The PM described his mum as the "supreme authority" in his family and credited her with instilling in him the value of every human life, the Telegraph reports.

Mr Johnson told a Covid press conference last year that he was hoping to see her on Mothers Day last year.

Charlotte Johnson Wahl was born in Oxford in 1942.

She is the daughter of Sir James Fawcett, who was the president of the European Commission for Human Rights, Charlotte describes her parents as "rich socialists."

Charlotte met Boris's dad, Stanley Johnson, at Oxford University where she studied English.

At the time, aged 18, she was already engaged to another student named Wynford Hicks whom she describes as "extraordinarily beautiful to look at but actually quite boring."
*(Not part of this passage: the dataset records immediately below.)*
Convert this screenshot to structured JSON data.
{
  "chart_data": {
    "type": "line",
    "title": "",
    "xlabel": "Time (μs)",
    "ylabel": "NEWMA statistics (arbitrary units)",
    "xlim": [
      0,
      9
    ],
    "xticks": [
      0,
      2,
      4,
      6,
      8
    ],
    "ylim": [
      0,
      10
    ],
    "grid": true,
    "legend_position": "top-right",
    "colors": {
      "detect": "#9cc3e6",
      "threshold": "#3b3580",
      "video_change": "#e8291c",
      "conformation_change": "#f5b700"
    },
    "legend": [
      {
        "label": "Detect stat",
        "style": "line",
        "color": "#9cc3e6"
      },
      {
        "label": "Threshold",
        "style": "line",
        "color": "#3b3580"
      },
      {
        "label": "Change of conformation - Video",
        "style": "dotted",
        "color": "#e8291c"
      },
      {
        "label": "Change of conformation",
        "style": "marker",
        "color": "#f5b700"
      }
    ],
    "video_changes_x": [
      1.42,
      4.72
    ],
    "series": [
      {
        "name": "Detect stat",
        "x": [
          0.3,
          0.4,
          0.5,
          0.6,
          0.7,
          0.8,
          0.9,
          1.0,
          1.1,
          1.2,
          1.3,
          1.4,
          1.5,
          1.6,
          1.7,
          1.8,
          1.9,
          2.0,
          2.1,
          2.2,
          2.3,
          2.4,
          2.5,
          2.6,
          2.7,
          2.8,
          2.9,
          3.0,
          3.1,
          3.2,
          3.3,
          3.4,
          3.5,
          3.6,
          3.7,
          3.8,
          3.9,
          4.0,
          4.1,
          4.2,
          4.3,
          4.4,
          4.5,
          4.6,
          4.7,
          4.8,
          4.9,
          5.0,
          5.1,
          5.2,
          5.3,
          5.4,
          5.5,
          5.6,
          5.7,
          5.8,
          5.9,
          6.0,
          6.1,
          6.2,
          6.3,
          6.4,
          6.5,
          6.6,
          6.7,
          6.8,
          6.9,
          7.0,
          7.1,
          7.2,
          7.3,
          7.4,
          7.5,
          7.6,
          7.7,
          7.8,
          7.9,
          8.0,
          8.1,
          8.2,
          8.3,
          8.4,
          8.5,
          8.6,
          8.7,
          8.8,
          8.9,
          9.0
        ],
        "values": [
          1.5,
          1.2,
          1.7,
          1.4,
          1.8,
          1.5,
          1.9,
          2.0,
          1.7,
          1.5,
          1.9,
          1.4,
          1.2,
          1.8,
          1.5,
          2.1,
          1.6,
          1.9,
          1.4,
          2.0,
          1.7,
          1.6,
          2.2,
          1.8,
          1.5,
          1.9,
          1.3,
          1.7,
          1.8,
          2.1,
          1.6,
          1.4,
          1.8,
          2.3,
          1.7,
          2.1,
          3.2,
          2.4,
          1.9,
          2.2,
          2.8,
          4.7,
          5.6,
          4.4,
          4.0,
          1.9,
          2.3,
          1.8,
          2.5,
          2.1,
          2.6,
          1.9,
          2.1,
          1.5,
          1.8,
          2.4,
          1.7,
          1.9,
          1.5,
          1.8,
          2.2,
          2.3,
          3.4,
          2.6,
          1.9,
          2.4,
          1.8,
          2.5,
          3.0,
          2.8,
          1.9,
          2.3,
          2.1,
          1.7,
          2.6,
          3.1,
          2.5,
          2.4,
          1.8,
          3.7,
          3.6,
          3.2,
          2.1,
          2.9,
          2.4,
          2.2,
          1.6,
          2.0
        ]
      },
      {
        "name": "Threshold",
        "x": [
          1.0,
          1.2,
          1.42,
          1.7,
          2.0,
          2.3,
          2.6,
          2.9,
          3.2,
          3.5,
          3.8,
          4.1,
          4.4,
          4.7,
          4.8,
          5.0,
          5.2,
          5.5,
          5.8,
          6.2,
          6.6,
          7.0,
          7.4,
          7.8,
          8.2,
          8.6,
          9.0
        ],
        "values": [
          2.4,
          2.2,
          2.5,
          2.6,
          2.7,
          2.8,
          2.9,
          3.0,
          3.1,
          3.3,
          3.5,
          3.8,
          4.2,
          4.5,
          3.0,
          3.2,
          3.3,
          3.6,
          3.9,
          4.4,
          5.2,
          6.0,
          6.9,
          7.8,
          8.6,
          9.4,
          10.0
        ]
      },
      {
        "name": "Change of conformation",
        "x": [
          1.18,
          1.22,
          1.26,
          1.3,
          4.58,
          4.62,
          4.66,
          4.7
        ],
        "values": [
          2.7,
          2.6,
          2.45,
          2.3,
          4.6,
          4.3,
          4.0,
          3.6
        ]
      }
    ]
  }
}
She and Stanley had four children, Boris, journalist Rachel, 56, former Cabinet minister Jo, 49, and environmentalist Leo, 53, before they divorced in 1979.

Charlotte also publicly revealed how the Prime Minister got his name.

“When I was three months pregnant, we travelled to Mexico City by Greyhound bus," she said.

"It was very uncomfortable, I was desperately sick.

"We stayed with a man called Boris Litwin, who drew me aside and said: ‘You can’t travel back like this, here are two first-class air tickets,” she said.

“I was so grateful, I said: ‘Whatever the baby is, I shall call it Boris.’”

Speaking about her Prime Minister son, Charlotte said that Boris is a very kind man, very fair," although she does say that being PM sounds like a "ghastly job".

She also says that he isn't as "daft" as he seems, describing his public persona as "shambolic".

Before Boris was elected, she said of his ambitions for the top: "I worry about what the hell he’s going to do next. He is interested in the leadership of the Conservative Party, but he could equally well retire and become a painter.

"He’s a very good painter. If he reaches the top, I’d feel very proud, but very anxious. It’s a ghastly job being Prime Minister.”